The man and woman who run the place are friendly and always welcoming, eager to help with any questions customers may have.
The nameless store identifies itself a “health food store,” and they don’t even appear on Google. To find the shop, look to the right of Fillipo’s Pizza on George Street.
Although they are unassuming, healthy eaters won’t want to leave New Brunswick without checking this place out. Their prices are cheaper than the George Street Co-op and they hold many of the same items.
Located next to the cash register, Lemongrass shots are a good introduction to healthy eating and a great taste of Asian culture.
This market acts as a nice place to grab something real quick, usually just a snack or lunch.
There are also several healthy eating options at the downtown restaurants. Not everyone wants to shop at a market that is only open several days of the week, and if you fall in that category, these places are worth checking out.

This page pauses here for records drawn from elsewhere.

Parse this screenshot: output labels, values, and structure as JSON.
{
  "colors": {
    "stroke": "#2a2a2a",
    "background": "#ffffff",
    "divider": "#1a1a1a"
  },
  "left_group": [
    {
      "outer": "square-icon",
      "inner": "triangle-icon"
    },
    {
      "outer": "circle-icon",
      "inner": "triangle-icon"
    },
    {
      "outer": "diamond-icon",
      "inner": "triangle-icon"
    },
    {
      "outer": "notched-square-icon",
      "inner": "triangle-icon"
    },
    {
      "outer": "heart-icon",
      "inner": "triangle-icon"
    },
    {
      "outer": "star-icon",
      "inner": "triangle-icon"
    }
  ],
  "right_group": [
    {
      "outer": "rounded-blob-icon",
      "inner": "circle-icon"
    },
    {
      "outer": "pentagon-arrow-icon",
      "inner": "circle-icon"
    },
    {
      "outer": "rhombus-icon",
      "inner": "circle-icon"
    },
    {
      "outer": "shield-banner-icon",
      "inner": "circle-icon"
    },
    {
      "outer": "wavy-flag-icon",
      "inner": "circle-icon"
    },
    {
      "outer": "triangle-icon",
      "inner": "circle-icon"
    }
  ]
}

Shaka Burrito, on Albany Street, markets themselves as “Surf-inspired Healthy Food” and as they promise, their menu is comprised of nutritious choices and food items for the alternative-eater.
A bit more on the pricy side, Shaka features a Hawaiian-esque menu and their vibe fits their mission.
This restaurant acts as a great way to bring healthy eating into the mainstream, maintaining a fun atmosphere with food for the healthy eater. They also have top of the line drinks.
Shaka is an easy walk for anyone living in New Brunswick. It is located on the ground floor of 120 Albany Street right next to the train station.
They are open late and they make a great place to check out in New Brunswick if you are a local or just passing through.
Next on the healthy restaurant list is a new restaurant that recently opened up Downtown: Veganized.
True to its name, the restaurant focuses on the vegan eater. While there are organic restaurants open, this one is the first of its kind for the city.
Veganized provides a modern interpretation on vegan cuisine and focuses on using the highest-quality ingredients in its menu.
Their website says they are committed, “to providing the public with healthy, delicious food.”
Veganized tries to break down some of the stigma against vegan cuisine.
Like Shaka, it’s an easy walk from anywhere in the city and is actually in a quiet part of downtown located at 9 Spring Street.
Also like Shaka, it’s pricey. The Kombucha there is marked up something like 50% more than what you’ll find in most markets.
All in all, New Brunswick has become somewhere where healthy food is now an option. From farmer’s markets, to restaurants, to healthy grocery stores, there is something for everyone.